Spatial data warehousing "What business intelligence is There?"
Spatial Data
While traditional warehouses incorporate the spatial dimension in the form of sales
regions, stores, and customers, the relationships between them are not typically exploited.
Powerful spatial query techniques found in GIS systems such as finding customers or
network equipment within an area can be used to map disparate operational data onto
dimensions not previously possible. In addition, thematic mapping techniques can be
used to plot metrics on maps, resulting in the ability to easily spot previously unrevealed
geographically related trends.
Examples of thematic mapping appear below.

Figure 1 -- Thematic Mapping: Sales Data

Figure 2 -- Thematic Mapping: Population Density
Spatial Data Warehousing for analysis of enterprise metrics
Traditional data warehousing can be applied to spatial data, simply by tracking
operational metrics about the GIS data. Examples would be storing inspections, trouble
calls, disconnects, leaks, and other network metrics in fact tables. The GIS can be used to
classify each fact into the correct region or regions, using “within polygon” query
capabilities. Attributes about the network elements could be stored in “product” type
dimension tables, such as transformer, conductor, pipe, or customer. By integrating the
functionality of a GIS with the reporting and analysis capabilities of a data warehouse,
regions can be more easily changed or updated, and facts can be driven from the
application functionality for storage in the warehouse.

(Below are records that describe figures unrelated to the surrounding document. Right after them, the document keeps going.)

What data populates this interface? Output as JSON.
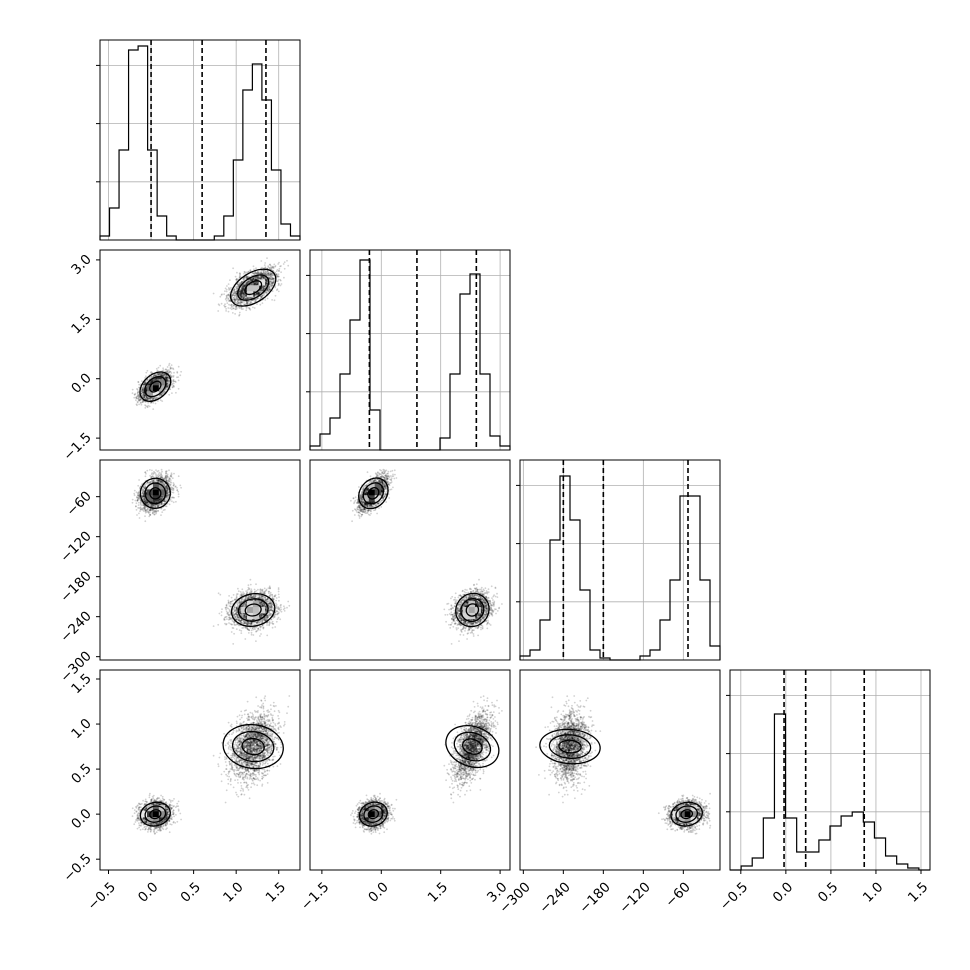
{
  "chart_data": {
    "type": "corner",
    "grid": true,
    "n_params": 4,
    "params": [
      {
        "index": 0,
        "range": [
          -0.6,
          1.75
        ],
        "ticks": [
          "-0.5",
          "0.0",
          "0.5",
          "1.0",
          "1.5"
        ],
        "tick_values": [
          -0.5,
          0.0,
          0.5,
          1.0,
          1.5
        ],
        "quantiles": [
          0.0,
          0.6,
          1.35
        ],
        "hist": [
          0.02,
          0.16,
          0.45,
          0.95,
          0.97,
          0.45,
          0.12,
          0.02,
          0.0,
          0.0,
          0.0,
          0.0,
          0.02,
          0.12,
          0.4,
          0.75,
          0.88,
          0.7,
          0.35,
          0.08,
          0.02
        ]
      },
      {
        "index": 1,
        "range": [
          -1.8,
          3.25
        ],
        "ticks": [
          "-1.5",
          "0.0",
          "1.5",
          "3.0"
        ],
        "tick_values": [
          -1.5,
          0.0,
          1.5,
          3.0
        ],
        "quantiles": [
          -0.3,
          0.9,
          2.4
        ],
        "hist": [
          0.02,
          0.08,
          0.16,
          0.38,
          0.65,
          0.95,
          0.2,
          0.0,
          0.0,
          0.0,
          0.0,
          0.0,
          0.0,
          0.06,
          0.38,
          0.78,
          0.88,
          0.38,
          0.07,
          0.02
        ]
      },
      {
        "index": 2,
        "range": [
          -305,
          -5
        ],
        "ticks": [
          "-300",
          "-240",
          "-180",
          "-120",
          "-60"
        ],
        "tick_values": [
          -300,
          -240,
          -180,
          -120,
          -60
        ],
        "quantiles": [
          -240,
          -180,
          -53
        ],
        "hist": [
          0.02,
          0.05,
          0.2,
          0.6,
          0.92,
          0.7,
          0.35,
          0.05,
          0.01,
          0.0,
          0.0,
          0.0,
          0.02,
          0.05,
          0.2,
          0.4,
          0.82,
          0.82,
          0.4,
          0.07
        ]
      },
      {
        "index": 3,
        "range": [
          -0.62,
          1.6
        ],
        "ticks": [
          "-0.5",
          "0.0",
          "0.5",
          "1.0",
          "1.5"
        ],
        "tick_values": [
          -0.5,
          0.0,
          0.5,
          1.0,
          1.5
        ],
        "quantiles": [
          -0.02,
          0.22,
          0.87
        ],
        "hist": [
          0.0,
          0.02,
          0.06,
          0.26,
          0.78,
          0.26,
          0.09,
          0.09,
          0.15,
          0.22,
          0.27,
          0.29,
          0.24,
          0.16,
          0.07,
          0.03,
          0.01,
          0.0
        ]
      }
    ],
    "modes": [
      {
        "center": [
          0.05,
          -0.2,
          -55,
          0.0
        ],
        "std": [
          0.09,
          0.18,
          12,
          0.07
        ],
        "n": 2200
      },
      {
        "center": [
          1.2,
          2.3,
          -230,
          0.75
        ],
        "std": [
          0.13,
          0.22,
          13,
          0.18
        ],
        "n": 2200
      }
    ],
    "density_levels": [
      0.4,
      0.8,
      1.0
    ]
  }
}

Some examples of potential analysis and reporting capabilities are:
- Plot leaks or outages by region and timeframe thematically using colored regions.

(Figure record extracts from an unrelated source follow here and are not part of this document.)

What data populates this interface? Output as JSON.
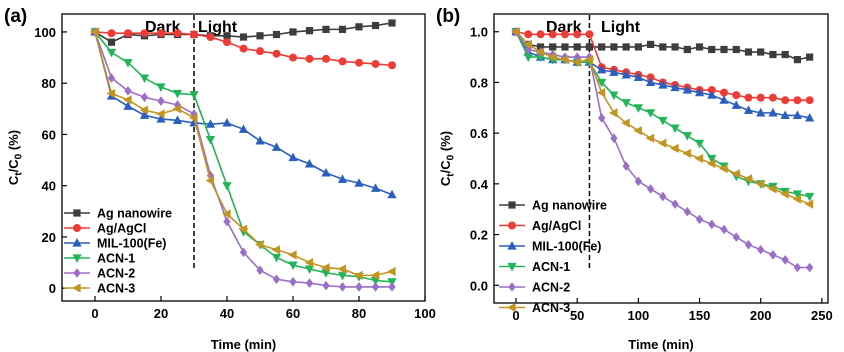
{
  "chart_data": [
    {
      "panel_label": "(a)",
      "type": "line",
      "phases": {
        "dark": "Dark",
        "light": "Light",
        "divider_x": 30
      },
      "xlabel": "Time (min)",
      "ylabel_parts": {
        "main": "C",
        "sub1": "t",
        "sep": "/C",
        "sub2": "0",
        "unit": " (%)"
      },
      "xlim": [
        -10,
        100
      ],
      "ylim": [
        -5,
        107
      ],
      "x_ticks": [
        0,
        20,
        40,
        60,
        80,
        100
      ],
      "y_ticks": [
        0,
        20,
        40,
        60,
        80,
        100
      ],
      "x_tick_labels": [
        "0",
        "20",
        "40",
        "60",
        "80",
        "100"
      ],
      "y_tick_labels": [
        "0",
        "20",
        "40",
        "60",
        "80",
        "100"
      ],
      "legend_position": "bottom-left",
      "series": [
        {
          "name": "Ag nanowire",
          "color": "#3d3d3d",
          "marker": "square",
          "x": [
            0,
            5,
            10,
            15,
            20,
            25,
            30,
            35,
            40,
            45,
            50,
            55,
            60,
            65,
            70,
            75,
            80,
            85,
            90
          ],
          "y": [
            100,
            96,
            99,
            98.5,
            99,
            99,
            99,
            98.5,
            98.5,
            98,
            98.5,
            99,
            100,
            100.5,
            101,
            101,
            102,
            102.5,
            103.5
          ]
        },
        {
          "name": "Ag/AgCl",
          "color": "#ef3b36",
          "marker": "circle",
          "x": [
            0,
            5,
            10,
            15,
            20,
            25,
            30,
            35,
            40,
            45,
            50,
            55,
            60,
            65,
            70,
            75,
            80,
            85,
            90
          ],
          "y": [
            100,
            99.5,
            99.5,
            99.5,
            99.5,
            99.5,
            99,
            98,
            96,
            93.5,
            92.5,
            91.5,
            90,
            89.5,
            89.5,
            88.5,
            88,
            87.5,
            87
          ]
        },
        {
          "name": "MIL-100(Fe)",
          "color": "#2a5fbf",
          "marker": "triangle-up",
          "x": [
            0,
            5,
            10,
            15,
            20,
            25,
            30,
            35,
            40,
            45,
            50,
            55,
            60,
            65,
            70,
            75,
            80,
            85,
            90
          ],
          "y": [
            100,
            75,
            71,
            67.5,
            66,
            65.5,
            64.5,
            64,
            64.5,
            62,
            57.5,
            55,
            51,
            48.5,
            45,
            42.5,
            41,
            39,
            36.5
          ]
        },
        {
          "name": "ACN-1",
          "color": "#23b45a",
          "marker": "triangle-down",
          "x": [
            0,
            5,
            10,
            15,
            20,
            25,
            30,
            35,
            40,
            45,
            50,
            55,
            60,
            65,
            70,
            75,
            80,
            85,
            90
          ],
          "y": [
            100,
            92,
            88,
            82,
            78.5,
            76,
            75.5,
            58,
            40,
            22,
            17,
            12,
            9,
            7.5,
            6,
            5,
            4.5,
            3,
            2.5
          ]
        },
        {
          "name": "ACN-2",
          "color": "#9b6fc7",
          "marker": "diamond",
          "x": [
            0,
            5,
            10,
            15,
            20,
            25,
            30,
            35,
            40,
            45,
            50,
            55,
            60,
            65,
            70,
            75,
            80,
            85,
            90
          ],
          "y": [
            100,
            82,
            77,
            74.5,
            73,
            71.5,
            68,
            44,
            26,
            14,
            7,
            3.5,
            2.5,
            2,
            1,
            0.5,
            0.5,
            0.5,
            0.5
          ]
        },
        {
          "name": "ACN-3",
          "color": "#c29523",
          "marker": "left-triangle",
          "x": [
            0,
            5,
            10,
            15,
            20,
            25,
            30,
            35,
            40,
            45,
            50,
            55,
            60,
            65,
            70,
            75,
            80,
            85,
            90
          ],
          "y": [
            100,
            76,
            73.5,
            69.5,
            68,
            70,
            66.5,
            42,
            29,
            23,
            17,
            15,
            13,
            10,
            8,
            7.5,
            5,
            5,
            6.5
          ]
        }
      ]
    },
    {
      "panel_label": "(b)",
      "type": "line",
      "phases": {
        "dark": "Dark",
        "light": "Light",
        "divider_x": 60
      },
      "xlabel": "Time (min)",
      "ylabel_parts": {
        "main": "C",
        "sub1": "t",
        "sep": "/C",
        "sub2": "0",
        "unit": " (%)"
      },
      "xlim": [
        -18,
        255
      ],
      "ylim": [
        -0.07,
        1.07
      ],
      "x_ticks": [
        0,
        50,
        100,
        150,
        200,
        250
      ],
      "y_ticks": [
        0,
        0.2,
        0.4,
        0.6,
        0.8,
        1.0
      ],
      "x_tick_labels": [
        "0",
        "50",
        "100",
        "150",
        "200",
        "250"
      ],
      "y_tick_labels": [
        "0.0",
        "0.2",
        "0.4",
        "0.6",
        "0.8",
        "1.0"
      ],
      "legend_position": "bottom-left",
      "series": [
        {
          "name": "Ag nanowire",
          "color": "#3d3d3d",
          "marker": "square",
          "x": [
            0,
            10,
            20,
            30,
            40,
            50,
            60,
            70,
            80,
            90,
            100,
            110,
            120,
            130,
            140,
            150,
            160,
            170,
            180,
            190,
            200,
            210,
            220,
            230,
            240
          ],
          "y": [
            1.0,
            0.95,
            0.94,
            0.94,
            0.94,
            0.94,
            0.94,
            0.94,
            0.94,
            0.94,
            0.94,
            0.95,
            0.94,
            0.94,
            0.93,
            0.94,
            0.93,
            0.93,
            0.93,
            0.92,
            0.92,
            0.91,
            0.91,
            0.89,
            0.9
          ]
        },
        {
          "name": "Ag/AgCl",
          "color": "#ef3b36",
          "marker": "circle",
          "x": [
            0,
            10,
            20,
            30,
            40,
            50,
            60,
            70,
            80,
            90,
            100,
            110,
            120,
            130,
            140,
            150,
            160,
            170,
            180,
            190,
            200,
            210,
            220,
            230,
            240
          ],
          "y": [
            1.0,
            0.99,
            0.99,
            0.99,
            0.99,
            0.99,
            0.99,
            0.86,
            0.85,
            0.84,
            0.83,
            0.82,
            0.8,
            0.79,
            0.78,
            0.77,
            0.77,
            0.76,
            0.75,
            0.74,
            0.74,
            0.74,
            0.73,
            0.73,
            0.73
          ]
        },
        {
          "name": "MIL-100(Fe)",
          "color": "#2a5fbf",
          "marker": "triangle-up",
          "x": [
            0,
            10,
            20,
            30,
            40,
            50,
            60,
            70,
            80,
            90,
            100,
            110,
            120,
            130,
            140,
            150,
            160,
            170,
            180,
            190,
            200,
            210,
            220,
            230,
            240
          ],
          "y": [
            1.0,
            0.92,
            0.9,
            0.89,
            0.89,
            0.88,
            0.88,
            0.85,
            0.84,
            0.83,
            0.82,
            0.8,
            0.79,
            0.78,
            0.77,
            0.76,
            0.75,
            0.73,
            0.71,
            0.69,
            0.68,
            0.68,
            0.67,
            0.67,
            0.66
          ]
        },
        {
          "name": "ACN-1",
          "color": "#23b45a",
          "marker": "triangle-down",
          "x": [
            0,
            10,
            20,
            30,
            40,
            50,
            60,
            70,
            80,
            90,
            100,
            110,
            120,
            130,
            140,
            150,
            160,
            170,
            180,
            190,
            200,
            210,
            220,
            230,
            240
          ],
          "y": [
            1.0,
            0.9,
            0.9,
            0.89,
            0.89,
            0.88,
            0.88,
            0.8,
            0.75,
            0.72,
            0.7,
            0.68,
            0.65,
            0.62,
            0.59,
            0.56,
            0.5,
            0.47,
            0.43,
            0.41,
            0.4,
            0.39,
            0.37,
            0.36,
            0.35
          ]
        },
        {
          "name": "ACN-2",
          "color": "#9b6fc7",
          "marker": "diamond",
          "x": [
            0,
            10,
            20,
            30,
            40,
            50,
            60,
            70,
            80,
            90,
            100,
            110,
            120,
            130,
            140,
            150,
            160,
            170,
            180,
            190,
            200,
            210,
            220,
            230,
            240
          ],
          "y": [
            1.0,
            0.93,
            0.92,
            0.91,
            0.9,
            0.9,
            0.9,
            0.66,
            0.58,
            0.47,
            0.41,
            0.38,
            0.35,
            0.32,
            0.29,
            0.26,
            0.24,
            0.22,
            0.19,
            0.16,
            0.14,
            0.12,
            0.1,
            0.07,
            0.07
          ]
        },
        {
          "name": "ACN-3",
          "color": "#c29523",
          "marker": "left-triangle",
          "x": [
            0,
            10,
            20,
            30,
            40,
            50,
            60,
            70,
            80,
            90,
            100,
            110,
            120,
            130,
            140,
            150,
            160,
            170,
            180,
            190,
            200,
            210,
            220,
            230,
            240
          ],
          "y": [
            1.0,
            0.95,
            0.92,
            0.9,
            0.89,
            0.88,
            0.89,
            0.76,
            0.68,
            0.64,
            0.61,
            0.58,
            0.56,
            0.54,
            0.52,
            0.5,
            0.48,
            0.46,
            0.44,
            0.42,
            0.4,
            0.38,
            0.36,
            0.34,
            0.32
          ]
        }
      ]
    }
  ]
}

- Report number of inspections against problems found by inspector zone over time
on a chart within each region.
- Display sales against marketing initiatives on a demographic map.
- Show customer complaints by region against number of outages.
Another possibility is the ability to combine multiple GIS and other operational system
data into a single browser. Middleware can be used to pass messages from source
systems to update dynamic information in real-time, resulting in an enterprise asset
viewer and reporting tool. Layer controls can be used to show operational states, such as
outages, or any other report available in the data warehouse. Thematic mapping
capabilities of spatial viewers can be implemented to color regions based on the results of
the reports.
Spatial Data Warehousing for System Integration
Spatial Data Warehousing is a powerful system integration paradigm that can pave the
way forward for companies facing difficult integration problems involving multiple
spatial platforms, and diverse data sets and formats. The warehouse is built alongside
existing systems, and implemented and maintained in parallel with existing initiatives so
as not to disrupt production. The warehouse is designed to provide immediate business
intelligence and traditional warehousing benefits, while at the same time aligning diverse
data sets on a common robust enterprise platform. Eventually, applications are enhanced
to use the warehouse as the source of record, allowing direct updates with multiple
application concurrency control and version management. This approach provides many
short and long term benefits, including improved management, integration, performance,
automation, stability, and security.
Implementation Specifies
First, a Spatial Data Warehouse (SDW) is created, using one of many GIS server storage
products. (Oracle Spatial, ESRI SDE, Autodesk AGDS, etc.) The SDW allows read only
access (view / query) to applications, and is not the source of record for any dataset
except the operational metrics. Many off the shelf tools can be used to create simple data
mover routines for many data formats, and can be customized and enhanced as needed.
Unique dataset identifiers are created on the initial load of each dataset, and those IDs are
stored as part of the primary key for each row in the SDW. Alternatively, a composite
primary key can be built from the GIS key and a dataset id. The dataset id allows each
dataset to be refreshed, by deleting each row having the key and importing a new copy of
the source data.
Initially, the data movers for each dataset format simply delete all warehoused data for
the dataset, and re-import it. For example, each file (dwg, shp, etc.) is a single dataset, as
is each continuous database dataset. Refreshing is controlled by an ongoing server
scheduler process, or by a manual “as-needed” trigger.
This approach works as long as refreshes are done infrequently, since each full refresh
involves moving every data element. As more accurate and up-to-date information is
desired, "modified" flags are built into the source apps, so that refresh only has to move
modified data, and can be done more frequently. This could also be implemented using
triggers, time stamps, or many other similar constructs.